Grevillea kedumbensis
- Conservation status: Endangered (IUCN 3.1)

Scientific classification
- Kingdom: Plantae
- Clade: Embryophytes
- Clade: Tracheophytes
- Clade: Angiosperms
- Clade: Eudicots
- Order: Proteales
- Family: Proteaceae
- Genus: Grevillea
- Species: G. kedumbensis
- Binomial name: Grevillea kedumbensis (McGill.) Olde & Marriott
- Synonyms: Grevillea obtusiflora subsp. kedumbensis McGill.

= Grevillea kedumbensis =

- Genus: Grevillea
- Species: kedumbensis
- Authority: (McGill.) Olde & Marriott
- Conservation status: EN
- Synonyms: Grevillea obtusiflora subsp. kedumbensis McGill.

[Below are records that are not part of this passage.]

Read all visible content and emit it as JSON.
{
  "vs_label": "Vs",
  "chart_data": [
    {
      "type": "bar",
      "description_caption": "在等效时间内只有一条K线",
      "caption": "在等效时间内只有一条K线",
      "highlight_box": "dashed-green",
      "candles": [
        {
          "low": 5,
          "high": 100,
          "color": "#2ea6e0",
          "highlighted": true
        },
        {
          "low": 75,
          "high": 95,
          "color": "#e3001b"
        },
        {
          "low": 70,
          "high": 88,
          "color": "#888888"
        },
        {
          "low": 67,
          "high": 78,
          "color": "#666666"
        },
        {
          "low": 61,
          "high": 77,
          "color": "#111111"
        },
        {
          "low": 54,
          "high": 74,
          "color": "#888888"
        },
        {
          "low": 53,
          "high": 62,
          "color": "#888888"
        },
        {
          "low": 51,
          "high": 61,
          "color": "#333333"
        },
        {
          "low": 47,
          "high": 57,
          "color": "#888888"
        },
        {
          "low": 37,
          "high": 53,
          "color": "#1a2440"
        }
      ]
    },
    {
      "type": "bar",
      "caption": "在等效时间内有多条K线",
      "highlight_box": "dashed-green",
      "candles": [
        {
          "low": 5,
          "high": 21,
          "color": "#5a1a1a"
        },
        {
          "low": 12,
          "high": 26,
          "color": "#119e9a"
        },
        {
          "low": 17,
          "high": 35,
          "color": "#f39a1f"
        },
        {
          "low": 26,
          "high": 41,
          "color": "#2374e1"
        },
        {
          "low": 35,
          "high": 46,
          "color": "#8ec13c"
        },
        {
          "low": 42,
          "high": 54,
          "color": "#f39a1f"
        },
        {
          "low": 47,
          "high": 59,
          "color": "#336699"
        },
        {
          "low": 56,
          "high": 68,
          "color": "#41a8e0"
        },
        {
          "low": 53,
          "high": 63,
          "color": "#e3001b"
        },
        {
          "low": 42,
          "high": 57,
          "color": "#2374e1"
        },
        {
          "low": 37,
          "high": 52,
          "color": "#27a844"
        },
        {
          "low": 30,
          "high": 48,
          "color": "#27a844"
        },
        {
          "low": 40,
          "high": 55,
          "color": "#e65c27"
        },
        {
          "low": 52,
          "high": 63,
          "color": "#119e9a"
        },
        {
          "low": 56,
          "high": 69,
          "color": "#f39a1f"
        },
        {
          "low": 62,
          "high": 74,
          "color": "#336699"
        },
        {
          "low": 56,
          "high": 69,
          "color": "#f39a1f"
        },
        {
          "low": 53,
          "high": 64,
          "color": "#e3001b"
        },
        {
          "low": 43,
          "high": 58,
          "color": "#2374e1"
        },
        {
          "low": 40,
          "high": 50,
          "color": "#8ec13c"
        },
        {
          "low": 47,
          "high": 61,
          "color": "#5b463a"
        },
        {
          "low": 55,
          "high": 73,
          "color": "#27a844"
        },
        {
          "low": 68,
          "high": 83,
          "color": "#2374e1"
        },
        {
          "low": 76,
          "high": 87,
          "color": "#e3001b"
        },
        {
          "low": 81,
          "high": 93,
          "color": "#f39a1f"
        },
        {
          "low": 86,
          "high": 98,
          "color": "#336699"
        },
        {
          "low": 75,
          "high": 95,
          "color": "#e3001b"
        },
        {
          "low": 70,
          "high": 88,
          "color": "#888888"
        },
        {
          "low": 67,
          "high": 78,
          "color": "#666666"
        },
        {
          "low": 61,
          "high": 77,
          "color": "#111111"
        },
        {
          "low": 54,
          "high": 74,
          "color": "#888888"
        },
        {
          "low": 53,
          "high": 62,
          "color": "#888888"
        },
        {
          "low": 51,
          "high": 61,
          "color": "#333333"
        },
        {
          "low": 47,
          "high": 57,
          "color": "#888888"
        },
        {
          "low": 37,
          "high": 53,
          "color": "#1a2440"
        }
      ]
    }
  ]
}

Species of shrub endemic to Australia

Grevillea kedumbensis is a species of flowering plant in the family Proteaceae and is endemic to a restricted locale in the Great Dividing Range in central New South Wales in Australia. It is a twiggy shrub with narrowly elliptic to egg-shaped leaves with the narrower end towards the base, and clusters of hairy green to cream-coloured flowers.

==Description==
Grevillea kedumbensis is a twiggy, lignotuber-forming shrub that typically grows to a height of 0.2–1 m 20 to 1 m high. The leaves are narrowly elliptic to egg-shaped with the narrower end towards the base, 10–30 mm long and 1–5 mm wide on a short petiole. The upper surface of the leaves is grainy and the lower surface is covered with silky hairs. The flowers are arranged in groups of 12 to 20 on a silky-hairy rachis 2–5 mm long. The flowers are green to cream-coloured and hairy, the pistil 12.5–17.5 mm long and the style pink to dull red with a green tip. Flowering mainly occurs in winter and spring, though it can occur at other times of the year.

==Taxonomy==
First collected by Alec Blombery in the Kedumba Valley in 1986, this grevillea was first formally described in 1986 by Donald McGillivray, who gave it the name Grevillea obtusiflora subsp. kedumbensis in his New names in Grevillea (Proteaceae). In 1994, Peter M. Olde and Neil R. Marriott raised the subspecies to species level as Grevillea kedumbensis in the journal Telopea.

==Distribution and habitat==
Grevillea kedumbensis grows in dry forest and is restricted to the area between the Kedumba Valley below Katoomba and Scotts Main Range near Yerranderie.